Astra battles West Cork foliage. Foliage wins.
As I get older, I find that many things I still view as contemporary are in reality, decades old. Music, fashion, events – cars even. The subject of this photo is a case in point. Old enough to be dismissed as a banger, yet to my mind at least, still sufficiently contemporary for this scenario to be unusual.

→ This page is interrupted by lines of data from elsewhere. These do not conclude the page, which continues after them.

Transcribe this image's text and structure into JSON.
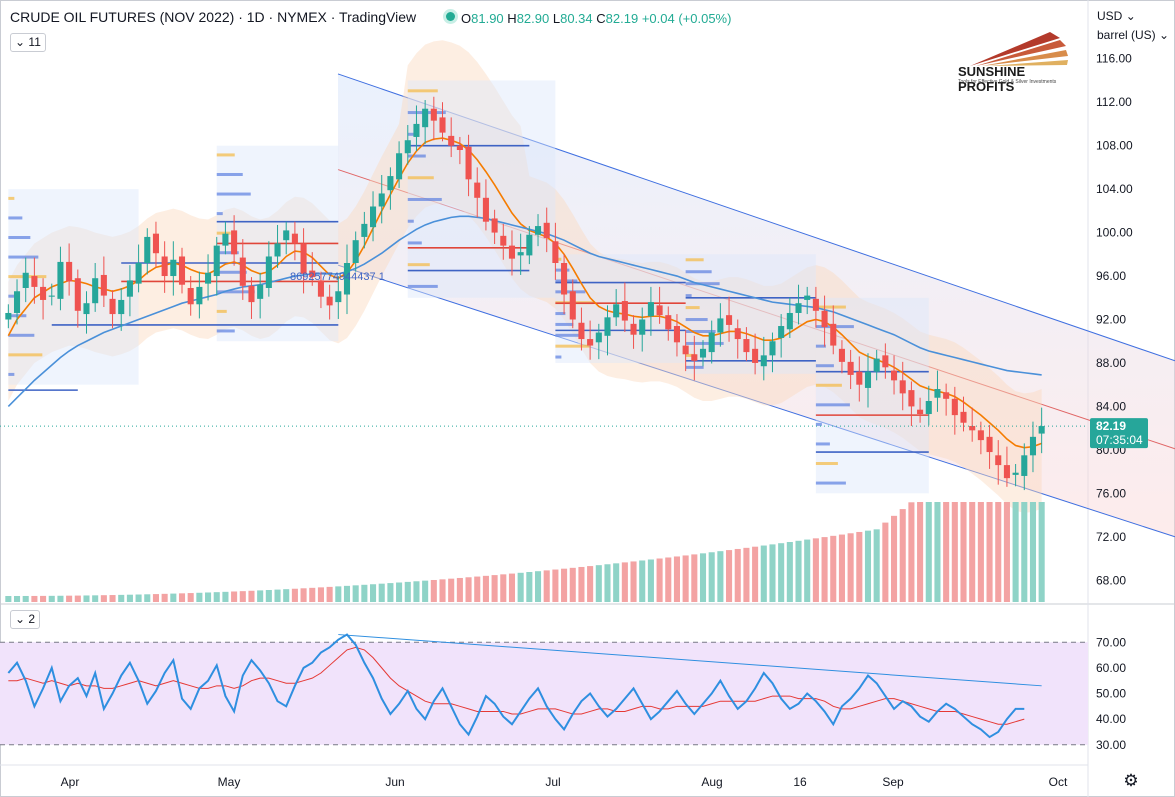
{
  "header": {
    "title": "CRUDE OIL FUTURES (NOV 2022) · 1D · NYMEX · TradingView",
    "ohlc": {
      "o_label": "O",
      "o": "81.90",
      "h_label": "H",
      "h": "82.90",
      "l_label": "L",
      "l": "80.34",
      "c_label": "C",
      "c": "82.19",
      "change": "+0.04 (+0.05%)"
    },
    "indicator_count_main": "11",
    "indicator_count_rsi": "2"
  },
  "axis": {
    "currency": "USD",
    "unit": "barrel (US)",
    "price_ticks": [
      "116.00",
      "112.00",
      "108.00",
      "104.00",
      "100.00",
      "96.00",
      "92.00",
      "88.00",
      "84.00",
      "80.00",
      "76.00",
      "72.00",
      "68.00"
    ],
    "rsi_ticks": [
      "70.00",
      "60.00",
      "50.00",
      "40.00",
      "30.00"
    ],
    "time_ticks": [
      "Apr",
      "May",
      "Jun",
      "Jul",
      "Aug",
      "16",
      "Sep",
      "Oct"
    ],
    "last_price": "82.19",
    "countdown": "07:35:04"
  },
  "logo": {
    "name": "SUNSHINE PROFITS",
    "tagline": "Tools for Effective Gold & Silver Investments"
  },
  "annotation_text": "86925774944437 1",
  "chart_data": [
    {
      "type": "candlestick",
      "title": "CRUDE OIL FUTURES (NOV 2022)",
      "ylim": [
        66,
        118
      ],
      "x_range": [
        "Mar 21 2022",
        "Oct 5 2022"
      ],
      "last_close": 82.19,
      "series": [
        {
          "name": "price",
          "values": [
            92.6,
            94.6,
            96.3,
            95.0,
            93.8,
            94.2,
            97.3,
            95.5,
            92.8,
            93.5,
            95.8,
            94.2,
            92.5,
            93.8,
            95.6,
            97.2,
            99.6,
            98.1,
            96.0,
            97.5,
            95.2,
            93.4,
            95.0,
            96.3,
            98.8,
            99.9,
            98.0,
            95.1,
            93.6,
            95.2,
            97.8,
            99.0,
            100.2,
            99.0,
            96.2,
            95.9,
            94.1,
            93.3,
            94.6,
            97.2,
            99.3,
            100.8,
            102.4,
            103.6,
            105.2,
            107.3,
            108.5,
            110.0,
            111.4,
            110.3,
            109.2,
            108.0,
            107.6,
            104.9,
            103.2,
            101.0,
            100.0,
            98.8,
            97.6,
            98.2,
            99.8,
            100.6,
            99.5,
            97.2,
            94.3,
            92.0,
            90.2,
            89.6,
            90.8,
            92.2,
            93.4,
            91.9,
            90.6,
            92.0,
            93.6,
            92.4,
            91.1,
            89.9,
            88.8,
            88.2,
            89.3,
            90.8,
            92.1,
            91.5,
            90.2,
            89.0,
            88.0,
            88.7,
            90.0,
            91.4,
            92.6,
            93.5,
            94.2,
            92.8,
            91.3,
            89.6,
            88.1,
            86.9,
            86.0,
            87.2,
            88.4,
            87.6,
            86.4,
            85.2,
            84.0,
            83.3,
            84.5,
            85.6,
            84.7,
            83.2,
            82.5,
            81.8,
            80.9,
            79.8,
            78.6,
            77.4,
            77.9,
            79.5,
            81.2,
            82.19
          ]
        }
      ],
      "moving_averages": [
        {
          "name": "fast",
          "color": "#f57c00",
          "values": [
            90.5,
            92.0,
            93.0,
            94.0,
            94.5,
            95.0,
            95.3,
            95.6,
            95.5,
            95.3,
            95.0,
            94.8,
            94.6,
            94.8,
            95.1,
            95.6,
            96.3,
            96.8,
            97.0,
            97.2,
            97.0,
            96.6,
            96.3,
            96.2,
            96.6,
            97.1,
            97.3,
            97.0,
            96.5,
            96.2,
            96.4,
            97.0,
            97.8,
            98.3,
            98.2,
            97.7,
            96.9,
            96.1,
            95.8,
            96.3,
            97.4,
            98.8,
            100.4,
            102.0,
            103.5,
            105.0,
            106.4,
            107.5,
            108.3,
            108.6,
            108.7,
            108.5,
            108.2,
            107.6,
            106.7,
            105.6,
            104.4,
            103.1,
            101.8,
            100.8,
            100.2,
            99.9,
            99.6,
            99.0,
            98.0,
            96.7,
            95.3,
            94.0,
            93.2,
            92.8,
            92.6,
            92.5,
            92.3,
            92.2,
            92.3,
            92.3,
            92.1,
            91.8,
            91.3,
            90.8,
            90.5,
            90.5,
            90.7,
            90.9,
            90.9,
            90.7,
            90.4,
            90.1,
            90.1,
            90.3,
            90.8,
            91.3,
            91.8,
            92.0,
            91.8,
            91.3,
            90.6,
            89.8,
            89.0,
            88.6,
            88.3,
            88.0,
            87.6,
            87.1,
            86.5,
            85.9,
            85.6,
            85.4,
            85.2,
            84.9,
            84.4,
            83.8,
            83.2,
            82.5,
            81.8,
            81.0,
            80.4,
            80.2,
            80.3,
            80.6
          ]
        },
        {
          "name": "slow",
          "color": "#4a90d9",
          "values": [
            84.0,
            84.8,
            85.6,
            86.4,
            87.1,
            87.8,
            88.5,
            89.1,
            89.6,
            90.0,
            90.4,
            90.8,
            91.1,
            91.4,
            91.7,
            92.0,
            92.3,
            92.6,
            92.9,
            93.2,
            93.5,
            93.7,
            93.9,
            94.1,
            94.3,
            94.6,
            94.8,
            95.0,
            95.1,
            95.2,
            95.4,
            95.6,
            95.8,
            96.0,
            96.1,
            96.2,
            96.2,
            96.2,
            96.2,
            96.4,
            96.7,
            97.1,
            97.6,
            98.1,
            98.7,
            99.3,
            99.8,
            100.3,
            100.7,
            101.0,
            101.2,
            101.4,
            101.5,
            101.5,
            101.4,
            101.3,
            101.1,
            100.9,
            100.7,
            100.5,
            100.3,
            100.1,
            99.9,
            99.6,
            99.3,
            98.9,
            98.5,
            98.1,
            97.8,
            97.6,
            97.4,
            97.2,
            97.0,
            96.8,
            96.6,
            96.4,
            96.2,
            96.0,
            95.7,
            95.4,
            95.2,
            95.0,
            94.8,
            94.6,
            94.4,
            94.2,
            94.0,
            93.8,
            93.6,
            93.5,
            93.4,
            93.3,
            93.2,
            93.1,
            92.9,
            92.7,
            92.4,
            92.1,
            91.8,
            91.5,
            91.2,
            90.9,
            90.6,
            90.2,
            89.8,
            89.4,
            89.1,
            88.9,
            88.7,
            88.5,
            88.3,
            88.1,
            87.9,
            87.7,
            87.5,
            87.3,
            87.2,
            87.1,
            87.0,
            86.9
          ]
        }
      ],
      "channel": {
        "upper_start": 114.6,
        "upper_end": 88.2,
        "lower_start": 97.0,
        "lower_end": 72.0
      }
    },
    {
      "type": "line",
      "title": "RSI",
      "ylim": [
        26,
        74
      ],
      "levels": [
        70,
        30
      ],
      "series": [
        {
          "name": "rsi",
          "values": [
            58,
            62,
            55,
            45,
            52,
            60,
            47,
            53,
            56,
            49,
            58,
            44,
            50,
            57,
            62,
            55,
            46,
            51,
            58,
            63,
            48,
            44,
            52,
            55,
            61,
            49,
            43,
            57,
            63,
            59,
            54,
            47,
            45,
            53,
            60,
            62,
            66,
            68,
            71,
            73,
            69,
            62,
            56,
            48,
            42,
            46,
            51,
            44,
            40,
            47,
            52,
            45,
            38,
            34,
            41,
            49,
            46,
            41,
            38,
            43,
            48,
            52,
            45,
            40,
            36,
            42,
            47,
            50,
            45,
            41,
            44,
            48,
            52,
            46,
            40,
            43,
            47,
            51,
            46,
            42,
            46,
            50,
            55,
            49,
            44,
            47,
            52,
            58,
            54,
            48,
            44,
            46,
            50,
            47,
            43,
            38,
            45,
            48,
            52,
            57,
            54,
            49,
            44,
            47,
            45,
            41,
            39,
            43,
            46,
            44,
            41,
            38,
            36,
            33,
            35,
            40,
            44,
            44
          ]
        },
        {
          "name": "rsi-ma",
          "values": [
            55,
            55,
            56,
            55,
            54,
            55,
            54,
            53,
            54,
            53,
            53,
            52,
            52,
            53,
            54,
            55,
            54,
            53,
            54,
            55,
            54,
            53,
            52,
            52,
            53,
            53,
            52,
            53,
            55,
            56,
            56,
            55,
            54,
            54,
            55,
            56,
            58,
            61,
            64,
            67,
            68,
            67,
            64,
            60,
            56,
            53,
            51,
            49,
            47,
            46,
            46,
            46,
            45,
            44,
            43,
            43,
            43,
            43,
            42,
            42,
            43,
            44,
            44,
            44,
            43,
            42,
            42,
            43,
            44,
            44,
            43,
            43,
            44,
            45,
            45,
            44,
            44,
            45,
            45,
            45,
            45,
            46,
            47,
            47,
            47,
            47,
            47,
            48,
            49,
            49,
            49,
            48,
            48,
            48,
            47,
            45,
            44,
            44,
            45,
            46,
            47,
            48,
            48,
            47,
            46,
            45,
            44,
            43,
            43,
            43,
            42,
            41,
            40,
            39,
            38,
            38,
            39,
            40
          ]
        }
      ],
      "trendline": {
        "start": 73,
        "end": 53
      }
    }
  ]
}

Yet the Opel Astra G was launched as long ago as 1998, marking a shift in style from the more curvaceous F model which preceded it. In retrospect it appeared to be an attempt by Russelsheim to move the Astra Golf-wards in appearance, adopting a more pronounced C pillar and abrupt tail styling and while there was little wrong with it visually or otherwise, it lacked the clean lines of the earlier car, the solidity and design quality of a contemporary Mark IV Golf, or indeed the novelty and visual dynamism of a Ford Focus. UK website ‘Honestjohn‘ described the G’s styling as ‘nondescript’ and ‘hamster-like’. I don’t see the hamster reference myself, but perhaps someone can enlighten me. Like most Astra’s however, the G sold strongly here in Ireland, offering buyers a cheaper Golf alternative or an antidote to the polarising appearance of the Focus. Nevertheless, it was utterly eclipsed by both.
This example grabbed my attention largely because the section of the car still discernible beneath the encroaching foliage appears in such excellent condition. Cars of this vintage were at the sweet spot when it came to corrosion protection, so note the apparent absence of rust. The degree to which the shrubbery has taken over points to the car having remained immobile for several years, (at least three as far as I can tell) which suggests some catastrophic failure or front end damage, but like the Titanic, all evidence is now buried beyond reach.
At this time of year, the onward passage of time falls into sharper relief. It’s certainly run out for this car. One of these days, someone will lose patience and it will be loaded onto a flatbed and compressed into a squashed cube. Meanwhile however, it forms a free and faintly surreal suburban art installation. One which amuses me as I walk to the supermarket. I shall miss it once it’s gone.